To plan or not to plan?
Planning sucks.
Well for me anyway.
When I start a book, I’m a pantser all the way. A writer who just writes the scenes that come to them in no particular order.
But then it gets to a point where I should start assembling these scenes into a story line. So then that’s when I start to plan.
At first, it goes well. I plan out all my chapters, inserting the scenes I have written into each different chapter. Then I will try to come up with new scene ideas to fill in the plot holes and stitch the story together.
This is then the part I hate about planning. The new scenes that I need to write. I don’t hate writing the new scenes. But it’s like I’m pantsing all over again.
For example, at the moment I am working on my third novel. The original title was Daughter of the Sea. With the original story plan in place that title made perfect sense.
As I start writing out the new scenes, I realise that I have to move some of the existing scenes around. Or when the new scenes are drafted they become a whole new chapter. So the preceding chapters then need to be re-organised.
Or the chapter becomes so large that it needs to be split into shorter chapters. Then re-written in parts so the new split chapters will read seamlessly.
So then my planning pages becomes messy. Whiting out chapter descriptions and re-writing the new ones. Changing the order of chapter numbers.
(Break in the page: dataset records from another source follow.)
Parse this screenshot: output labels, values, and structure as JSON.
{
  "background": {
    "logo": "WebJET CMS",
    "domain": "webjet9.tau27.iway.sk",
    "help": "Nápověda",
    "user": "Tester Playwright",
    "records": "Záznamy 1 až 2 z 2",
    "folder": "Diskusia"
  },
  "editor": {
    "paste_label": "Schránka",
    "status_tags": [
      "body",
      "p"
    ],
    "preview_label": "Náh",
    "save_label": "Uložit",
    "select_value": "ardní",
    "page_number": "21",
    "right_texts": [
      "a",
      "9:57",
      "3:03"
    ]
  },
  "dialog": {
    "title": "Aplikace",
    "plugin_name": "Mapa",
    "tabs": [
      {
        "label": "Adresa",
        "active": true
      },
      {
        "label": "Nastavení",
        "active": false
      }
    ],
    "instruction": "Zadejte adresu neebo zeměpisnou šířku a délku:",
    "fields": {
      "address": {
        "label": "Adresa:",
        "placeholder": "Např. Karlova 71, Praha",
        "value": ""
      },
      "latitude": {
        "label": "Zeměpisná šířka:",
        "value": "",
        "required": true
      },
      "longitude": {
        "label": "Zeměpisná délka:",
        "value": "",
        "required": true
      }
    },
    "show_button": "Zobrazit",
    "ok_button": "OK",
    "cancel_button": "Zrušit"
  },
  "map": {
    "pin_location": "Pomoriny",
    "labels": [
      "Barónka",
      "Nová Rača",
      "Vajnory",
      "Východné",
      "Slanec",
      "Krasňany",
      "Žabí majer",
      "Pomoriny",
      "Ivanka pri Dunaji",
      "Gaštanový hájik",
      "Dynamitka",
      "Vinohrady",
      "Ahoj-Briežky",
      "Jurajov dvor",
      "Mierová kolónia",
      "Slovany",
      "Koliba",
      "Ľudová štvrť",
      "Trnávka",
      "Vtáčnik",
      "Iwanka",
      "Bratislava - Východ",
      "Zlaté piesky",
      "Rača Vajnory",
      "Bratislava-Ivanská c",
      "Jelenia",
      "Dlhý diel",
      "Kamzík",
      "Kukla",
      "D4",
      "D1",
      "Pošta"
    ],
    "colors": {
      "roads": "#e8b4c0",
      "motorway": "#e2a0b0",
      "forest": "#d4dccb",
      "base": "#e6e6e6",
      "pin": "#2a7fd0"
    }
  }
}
It all ends up looking like a dog’s breakfast.
There is also another problem I am facing with Daughter of the Sea's carefully laid out plan. When I look at the plan, I realise that a pivotal scene cannot happen in just the one chapter that I had originally thought. The character’s decision that she needs to make, needs more of a lead up to it so that the reader can understand why.
So now the Daughter of the Sea, has a new title: The Queen’s Alliance and could possibly be split into two books. The series now being called “Daughters of the Sea”.
After a while, I began to realise I hated planning because of how I was doing my chapter plan.
I love to hand write my rough drafts (you can read all about that post here)
So I thought handwriting the chapter plans would also work. I was wrong.
It was my husband who suggested that I do it electronically.
Well I’ve heard Scrivener is good for that but a nightmare to learn. But then a thought occurred to me.
In my previous job, I was an Administration Officer. One task that I had to complete a lot of was creating spreadsheets on Excel.
So then it hit me. Why not do the chapter plans on Excel?
That way I could move the data cells around without using white out and post it notes. I could even add a running total of my word count in another column.
Genius!
Yes, at first it was. But again, I’m still having trouble with my story plan. Pushing chapters back and re-numbering previous chapters. I think my muse likes to torture me throwing new scenes at me all the time.
But I’ll stick to the Excel spreadsheet though. It is working out a lot better.
After all I do need some order for the chaos.